Житков постоял надо мной, потом повернулся на каблуках по-военному и, не сказав ни слова, зашагал по дороге. Я с тоской смотрел ему вслед. Я сознавал, что глубоко виноват перед ним, что мне нужно вскочить и догнать его и покаяться в своем диком поступке. Для этого у меня хватило бы физических сил, так как, хотя меня и разморило от зноя, я, повторяю, не испытывал чрезмерной усталости. Пролежав таким образом около часа, я вдруг сорвался и, чуть не плача от непоправимого горя, ринулся вдогонку за Борисом. Но он ушел далеко, и его не было видно, так как дорога сделала крутой поворот.
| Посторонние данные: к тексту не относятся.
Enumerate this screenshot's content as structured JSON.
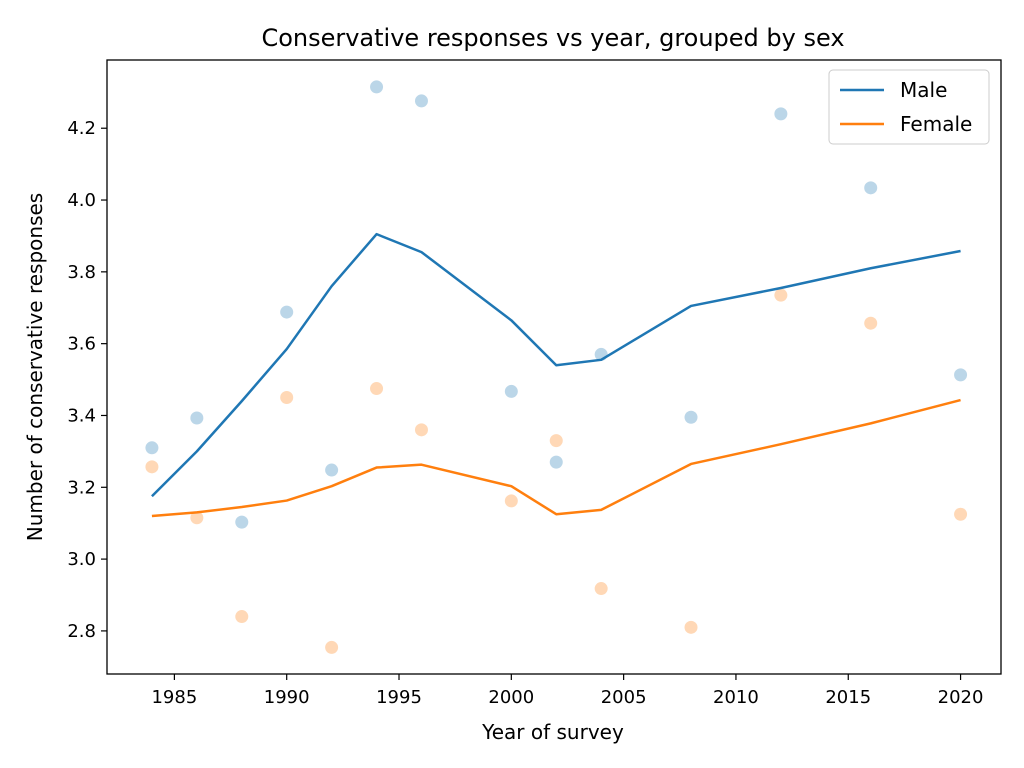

Вдруг я заметил бумажку, белевшую на телеграфном столбе; я бросился к ней. На бумажке было написано крупными, четкими печатными буквами:
Больше мы с вами незнакомы.
И ниже Житков сообщал мне адрес своей сестры, проживавшей в Херсоне.
Недаром Борис Житков был так похож на своего отца: принципиальный, крутой, не знающий никаких компромиссов, требовательный и к себе и к другим. Я понимал его гнев: ведь он отдал мне так много души, руководил моими мыслями, моим поведением, а я, как плохой ученик, провалился на первом же экзамене, где он подверг испытанию мою дисциплину, мою волю к преодолению препятствий. Это многому научило меня, и я признателен ему за урок.